2. Compatibility: Enforced file integrity may not be compatible with all applications. If you are running an application that is not compatible with Enforced file integrity, you may want to disable it.
3. Risk tolerance: Enforced file integrity is designed to provide maximum data protection. However, there may be situations where the risk of data loss is acceptable. For example, if you are working with temporary files or files that can be easily recreated, you may want to disable Enforced file integrity to reduce the risk of data loss.
Other ReFS features
ReFS has several other features that make it a powerful and modern file system. Here are a few examples:
1. Data Deduplication: ReFS supports data deduplication, which can help reduce storage costs by identifying and removing duplicate data.
2. Storage Spaces Direct: ReFS is optimized for use with Storage Spaces Direct, which allows for the creation of highly available and scalable storage solutions.
3. Block Cloning: ReFS supports block cloning, which allows for the rapid creation of new files or virtual machines by copying data at the block level.
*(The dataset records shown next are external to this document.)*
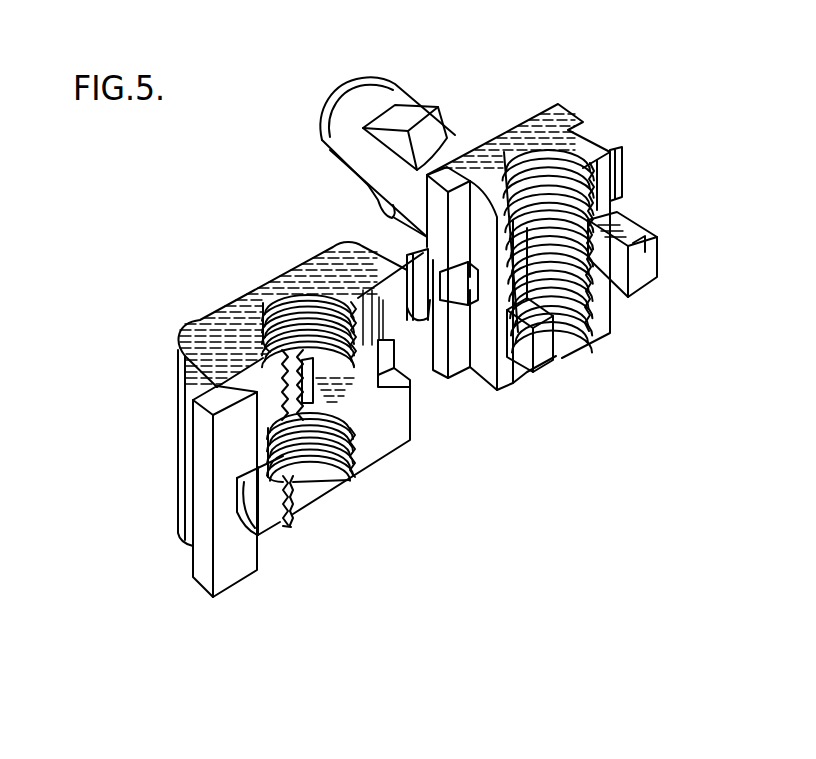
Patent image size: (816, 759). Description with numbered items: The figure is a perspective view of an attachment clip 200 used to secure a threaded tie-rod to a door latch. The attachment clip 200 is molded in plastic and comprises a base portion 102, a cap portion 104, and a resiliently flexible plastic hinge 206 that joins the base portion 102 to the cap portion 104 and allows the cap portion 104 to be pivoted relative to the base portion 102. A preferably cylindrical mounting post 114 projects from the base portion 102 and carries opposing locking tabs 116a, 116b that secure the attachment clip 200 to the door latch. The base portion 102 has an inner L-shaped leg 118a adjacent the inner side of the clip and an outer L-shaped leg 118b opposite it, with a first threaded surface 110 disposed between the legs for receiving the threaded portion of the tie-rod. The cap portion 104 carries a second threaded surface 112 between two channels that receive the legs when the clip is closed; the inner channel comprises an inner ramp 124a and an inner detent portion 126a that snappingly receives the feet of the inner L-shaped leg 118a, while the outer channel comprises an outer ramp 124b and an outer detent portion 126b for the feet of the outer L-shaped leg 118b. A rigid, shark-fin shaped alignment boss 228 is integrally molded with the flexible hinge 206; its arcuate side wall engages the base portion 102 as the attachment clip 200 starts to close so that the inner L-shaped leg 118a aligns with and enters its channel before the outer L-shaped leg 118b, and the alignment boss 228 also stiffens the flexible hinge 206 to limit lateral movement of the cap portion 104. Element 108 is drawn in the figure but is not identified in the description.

The base portion 102 is at (547, 113).
The cap portion 104 is at (203, 340).
The retaining plate 108 is at (624, 158).
The first threaded surface 110 is at (563, 333).
The second threaded surface 112 is at (327, 473).
The mounting post 114 is at (352, 110).
The locking tab 116a is at (437, 103).
The locking tab 116b is at (370, 200).
The inner L-shaped leg 118a is at (537, 357).
The outer L-shaped leg 118b is at (645, 287).
The inner ramp 124a is at (407, 385).
The outer ramp 124b is at (250, 573).
The inner detent portion 126a is at (360, 365).
The outer detent portion 126b is at (277, 530).
The attachment clip 200 is at (506, 515).
The flexible hinge 206 is at (390, 283).
The alignment boss 228 is at (460, 370).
4. Data Scrubbing: ReFS can automatically detect and repair data corruption by scrubbing data on a regular basis.
ReFS is a modern file system that provides better data protection, scalability, and performance than NTFS. Enforced file integrity is a powerful feature that can help protect your data from corruption and data loss, but it may not be necessary or desirable in all situations. If you decide to disable Enforced file integrity, be sure to consider other methods of data protection, such as backups or RAID.
I would like to make a note that I conducted some tests on the latest version of Windows 11, and here are my observations:
When utilizing mirrored storage spaces, and there is data corruption in a file on a single disk, REFS will automatically repair it for you with integrity streams enabled.
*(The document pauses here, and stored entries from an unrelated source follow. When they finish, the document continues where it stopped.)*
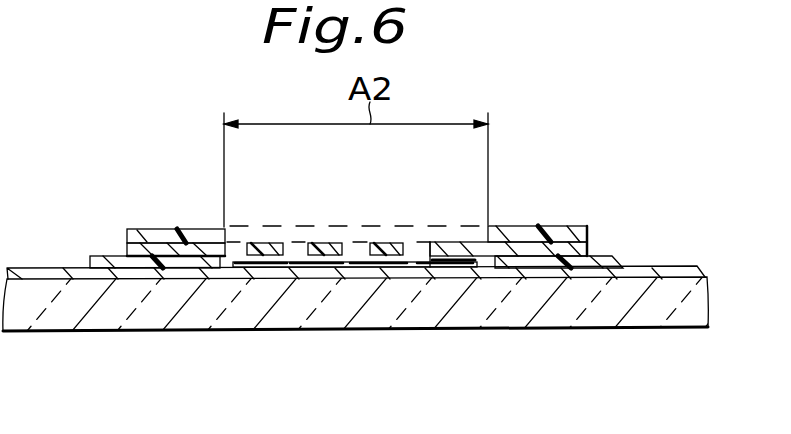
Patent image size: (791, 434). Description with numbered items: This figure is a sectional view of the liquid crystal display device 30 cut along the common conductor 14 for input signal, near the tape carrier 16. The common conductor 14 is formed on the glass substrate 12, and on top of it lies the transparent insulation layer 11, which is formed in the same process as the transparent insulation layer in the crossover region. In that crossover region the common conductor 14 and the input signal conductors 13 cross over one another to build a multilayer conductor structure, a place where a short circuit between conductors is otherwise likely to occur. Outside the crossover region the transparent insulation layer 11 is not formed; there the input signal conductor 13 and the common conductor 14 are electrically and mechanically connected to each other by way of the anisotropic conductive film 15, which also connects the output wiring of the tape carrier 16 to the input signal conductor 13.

The transparent insulation layer 11 is at (415, 264).
The glass substrate 12 is at (635, 315).
The input signal conductor 13 is at (155, 250).
The common conductor for input signal 14 is at (678, 268).
The anisotropic conductive film 15 is at (107, 257).
The tape carrier 16 is at (200, 236).
The liquid crystal display device 30 is at (577, 94).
If the corruption exists on both disks, REFS will prevent access to the file, but it won’t delete it. You can regain access to the file by manually changing the enforce flag to false.
For instance, you can use the command Get-Item ‘
E:\claclaboth.txt' | Set-FileIntegrity -Enable $True -Enforce $False.
Based on my findings, I suggest that you keep the enforced flag as default because REFS will only block your file and not delete it, at least on Windows 11 and for text files (which were the file type used during my testing).